Die Organisation entstand im Jahre 1997 aufrugnd der Arbeitsbedingungen auf den Kaffeefincas im Flachland. Neben den schlechten Arbeitsbedingungen vor Ort habe es immer wieder tödliche Unfälle gegeben, wenn Arbeiter aus dem Hochland in „überfüllten Lastwagen ohne Sicherheitsvorkehrungen” auf die Fincas gefahren wurden, erzählt Jiménez.

Heute arbeitet die Organisation in drei Bereichen. „Alles um Arbeitsrechte, juristische und politische Beratung ist ein Bereich, daneben haben wir Kurse zum Erlernen eines Handwerkes wie Töpferei und Nähkurse und eine Kooperative, über die Menschen Kleinkredite erhalten können”, erklärt Jiménez. Neben dem Sitz im Hochland verfügen sie über ein Zentrum an der Boca Costa, den Sitz der Kooperative und ein zentrales Büro in der Departamentoshauptstadt San Marcos.
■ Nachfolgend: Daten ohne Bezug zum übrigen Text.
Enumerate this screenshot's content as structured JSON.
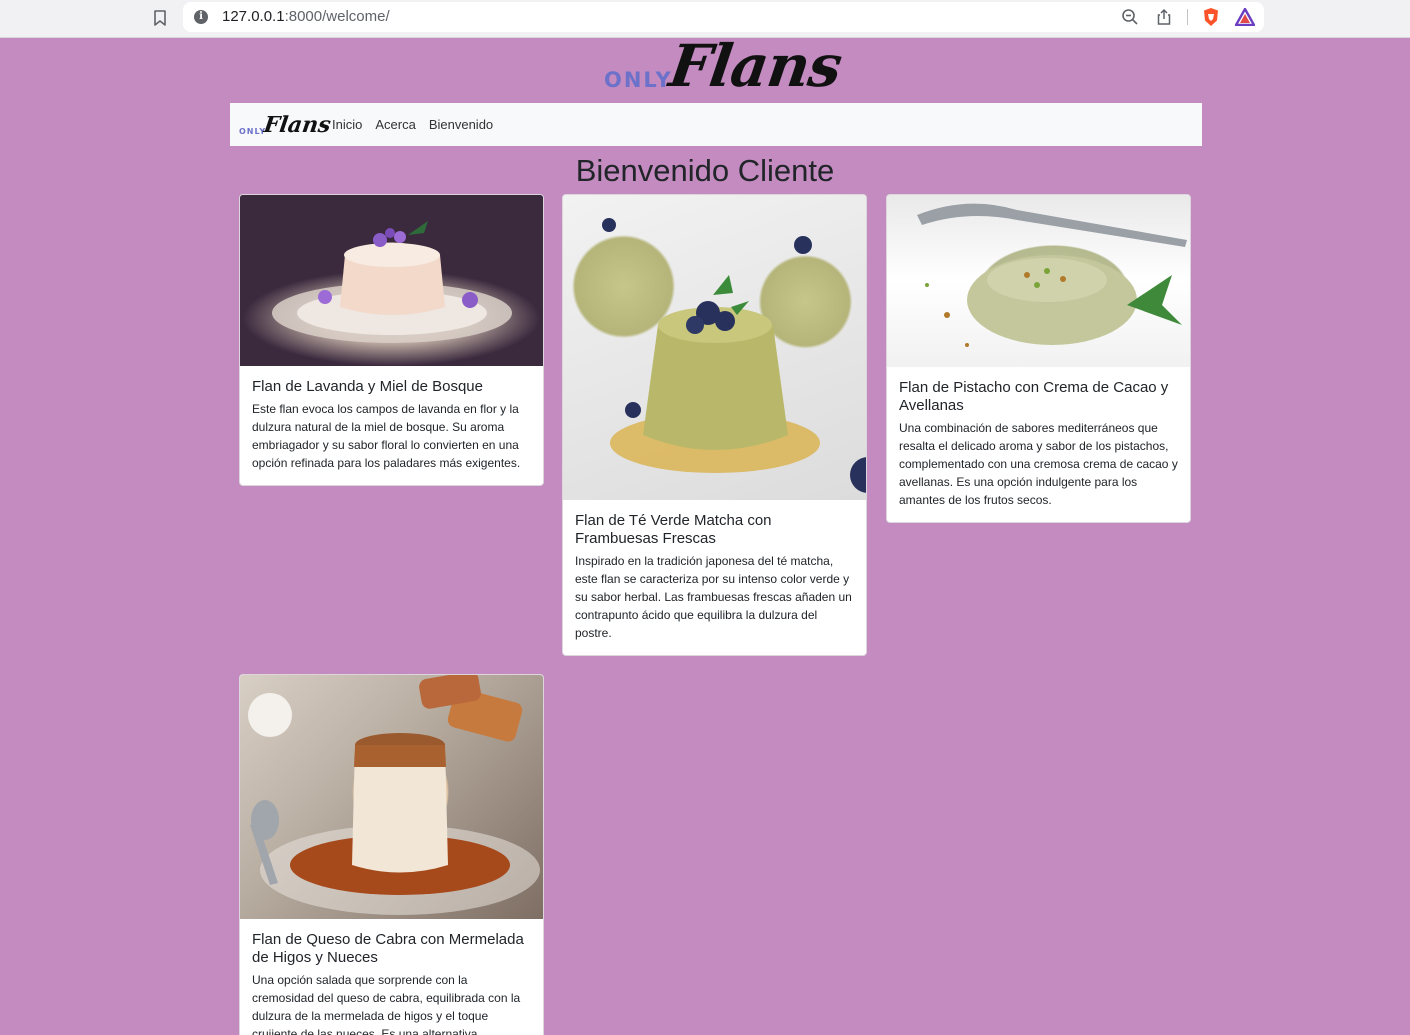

Nähkurs an der Boca Costa – QUELLE: PRIVAT

Die Infrastruktur ist Schritt für Schritt dazugekommen, erklärt Juan José Monterroso, der der Organisation seit seiner Gründung angehört. „Das Zentrum im Hochland ist von internationalen Hilfsorganisationen mitfinanziert worden, es wurde 2017 in Betrieb genommen, und das Land haben wir von einem Compañero günstig gekauft. Das 2014 gegründete Zentrum an der Boca Costa haben wir mit Geld aus einem gewonnenen Arbeitsprozess finanziert und auch internationale Unterstützung erhalten”, erklärt er.

Bergbau im Hochland

Ein zentrales Thema im Hochland war jahrelang der Konflikt um die Mine Marlin, eine Gold- und Silbermine in den Landkreisen San Miguel Ixtahuacán und Sipacapa. Um die Mine hatte es jahrelang heftige Auseinandersetzungen gegeben. Sie wird vom Unternehmen Montana Exploradora de Guatemala S.A. betrieben, einer Tochterfirma des kanadischen Bergbauunternehmens Goldcorp mit Sitz in Vancouver. Mehrere Anwohner starben in dem Konflikt, teilweise gingen schwer bewaffnete Soldaten gegen Protestierende vor.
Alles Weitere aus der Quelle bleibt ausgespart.